Lileikis, who has acknowledged that he was the former head of Lithuanian security police – known as the Saugamas – in the Vilnius province, is accused of signing orders that sent at least 40,000 Jews to Nazi death camps.

A U.S. district judge ruled last month that Lileikis could not invoke his Fifth Amendment right against self-incrimination.

“We remain absolutely committed to a speedy resolution of the charges against Mr. Lileikis,” said U.S. Attorney Donald Stern. “He should not be permitted to hide any longer behind a privilege which the court has now determined is inapplicable to him. By his outright refusal to answer the charges, we contend he has, in effect, admitted them.”

In September 1994, the United States sought to strip the accused Nazi of his citizenship, charging him with concealing his wartime activities. The United States wants to deport Lileikis to Lithuania.

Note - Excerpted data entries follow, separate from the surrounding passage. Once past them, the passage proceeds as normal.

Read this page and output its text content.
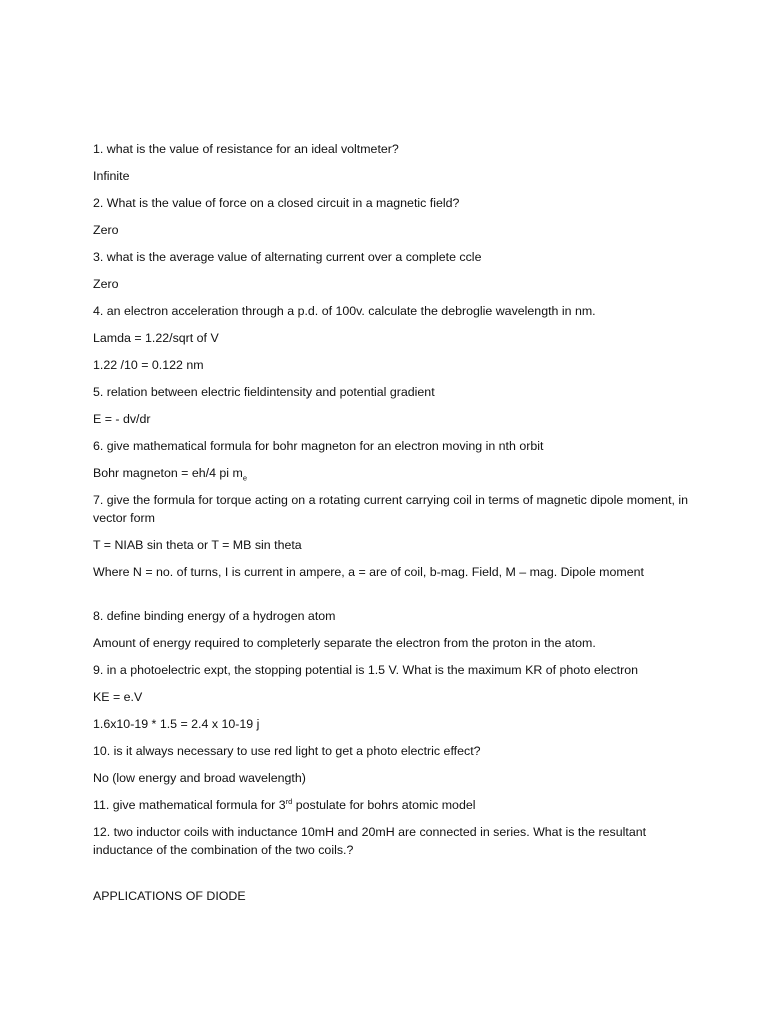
1. what is the value of resistance for an ideal voltmeter?

Infinite

2. What is the value of force on a closed circuit in a magnetic field?

Zero

3. what is the average value of alternating current over a complete ccle

Zero

4. an electron acceleration through a p.d. of 100v. calculate the debroglie wavelength in nm.

Lamda = 1.22/sqrt of V

1.22 /10 = 0.122 nm

5. relation between electric fieldintensity and potential gradient

E = - dv/dr

6. give mathematical formula for bohr magneton for an electron moving in nth orbit

Bohr magneton = eh/4 pi $m_e$

7. give the formula for torque acting on a rotating current carrying coil in terms of magnetic dipole moment, in vector form

T = NIAB sin theta or T = MB sin theta

Where N = no. of turns, I is current in ampere, a = are of coil, b-mag. Field, M – mag. Dipole moment

8. define binding energy of a hydrogen atom

Amount of energy required to completerly separate the electron from the proton in the atom.

9. in a photoelectric expt, the stopping potential is 1.5 V. What is the maximum KR of photo electron

KE = e.V

1.6x10-19 * 1.5 = 2.4 x 10-19 j

10. is it always necessary to use red light to get a photo electric effect?

No (low energy and broad wavelength)

11. give mathematical formula for 3rd postulate for bohrs atomic model

12. two inductor coils with inductance 10mH and 20mH are connected in series. What is the resultant inductance of the combination of the two coils.?

APPLICATIONS OF DIODE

Lileikis came to the United States in 1955 and sought citizenship in 1976.

At least 55,000 Vilnius Jews and 220,000 Lithuanian Jews were killed during the Holocaust.

In another development, Wasyl Lytwyn, an American citizen who admitted to having participated in the liquidation of the Warsaw Ghetto in 1943, voluntarily deported himself to Ukraine, according to a release from the World Jewish Congress.

His flight from the United States, which had been agreed upon with the OSI, took place after he had signed an admission to having played a role in a number of war crimes.

Lytwyn, 73, will soon have his U.S. citizenship revoked.

After World War II, he fled to Canada, where he became a citizen in 1955. In 1957, he moved to the United States, where he was naturalized in 1994.